The family will visit with relatives and friends from 6 to 8 p.m. Wednesday at Ocker Funeral Home, 700 Jefferson St., Van Buren. The family has requested that you wear the #superdave shirt.

Burial will be at Gracelawn Cemetery in Van Buren with police honors under the direction of Ocker Funeral Home in Van Buren.

Hendrickson served as a police officer for three years at the Van Buren Police Department and 12 years at the Fort Smith Police Department.

Words of grief poured out from fellow officers at the Van Buren Police Department and friends.

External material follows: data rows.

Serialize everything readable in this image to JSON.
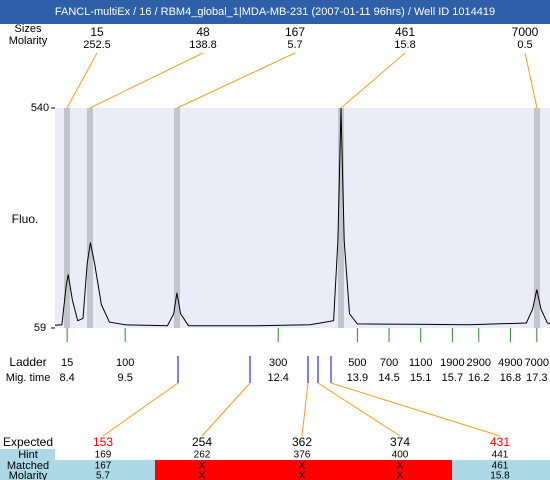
{
  "header": {
    "title": "FANCL-multiEx / 16 / RBM4_global_1|MDA-MB-231 (2007-01-11 96hrs) / Well ID 1014419"
  },
  "peaks": {
    "size_label": "Sizes",
    "molarity_label": "Molarity",
    "sizes": [
      15,
      48,
      167,
      461,
      7000
    ],
    "molarity": [
      252.5,
      138.8,
      5.7,
      15.8,
      0.5
    ]
  },
  "chart_data": {
    "type": "line",
    "ylabel": "Fluo.",
    "color": "#000000",
    "xlim": [
      8.17,
      17.55
    ],
    "ylim": [
      59,
      540
    ],
    "yticks": [
      59,
      540
    ],
    "x": [
      8.17,
      8.3,
      8.38,
      8.42,
      8.5,
      8.6,
      8.7,
      8.78,
      8.84,
      8.92,
      9.05,
      9.2,
      9.5,
      10.3,
      10.42,
      10.48,
      10.55,
      10.7,
      12.0,
      13.0,
      13.45,
      13.53,
      13.59,
      13.65,
      13.75,
      13.9,
      15.0,
      16.0,
      17.1,
      17.22,
      17.3,
      17.38,
      17.5,
      17.55
    ],
    "values": [
      65,
      66,
      150,
      176,
      120,
      75,
      80,
      200,
      246,
      200,
      110,
      72,
      66,
      64,
      90,
      136,
      90,
      64,
      64,
      66,
      75,
      250,
      540,
      250,
      90,
      68,
      67,
      66,
      70,
      100,
      143,
      100,
      70,
      68
    ]
  },
  "ladder": {
    "label": "Ladder",
    "time_label": "Mig. time",
    "sizes": [
      15,
      100,
      300,
      500,
      700,
      1100,
      1900,
      2900,
      4900,
      7000
    ],
    "times": [
      8.4,
      9.5,
      12.4,
      13.9,
      14.5,
      15.1,
      15.7,
      16.2,
      16.8,
      17.3
    ]
  },
  "table": {
    "labels": [
      "Expected",
      "Hint",
      "Matched",
      "Molarity"
    ],
    "expected": [
      153,
      254,
      362,
      374,
      431
    ],
    "expected_colors": [
      "#ff0000",
      "#000000",
      "#000000",
      "#000000",
      "#ff0000"
    ],
    "hint": [
      169,
      262,
      376,
      400,
      441
    ],
    "matched": [
      167,
      "X",
      "X",
      "X",
      461
    ],
    "molarity": [
      5.7,
      "X",
      "X",
      "X",
      15.8
    ]
  }
}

“I’m crushed that we can’t be funny together anymore but I’m even more crushed for your family,” said Officer George Edelen. “I’m going to miss talking about our kids together and how they are doing. I’m going to miss the calls we went on together.”

Detective Jonathan Wear and SRO Dewayne Richesin both said Hendrickson will be dearly missed.

“You are without pain now and I know we will meet again brother,” Richesin said.

Officer Wes Milam said the world is less bright without Hendrickson.

“He fought bravely but I’m glad he is no longer in pain,” Milam said. “He had the biggest heart and an even bigger sense of humor. He truly was one of a kind and I am going to miss him. I cannot begin to describe how my heart aches for his family.”

Chris Wilson fondly remembers an event 24 years ago when Hendrickson’s car broke down.

“I yelled ‘should have bought a Ford,’ then turned around, went back and gave him a ride home,” Wilson said. “That’s how our story began. I can honestly say we had a true friendship … no matter the last time we talked we always picked right back up where we left off.”

Sean Brown recalls Hendrickson’s days in television.

“His smile made a young TV reporter in a strange city feel right at home,” Brown said. “Whether we were covering a story or doing the pony dance, he was always smiling and that is how I will remember him. It is tough to wrap my mind around the fact that he is gone.”

Michael Holman remembers Hendrickson as an amazing person with a heart of gold.

“From your funny giggles to your cheesy grins you managed to capture the hearts of everyone you encountered,” Holman wrote on Facebook. “Seeing all the pictures and posts everyone is sharing of you is truly heartbreaking and magical all at once. You did well with this life David Hendrickson and you set the example for so many on what it means to fight til the very end.”

Joey Stormet said Hendrickson was his “brother from another mother, my friend, the Slash to my Axl.”

He said Hendrickson changed his view of police officers.

“He knew about my past and didn’t care,” Stormet wrote. “He was the only guy I know that would have a dance off with me anywhere at the drop of a hat, even though neither of us could dance one bit.”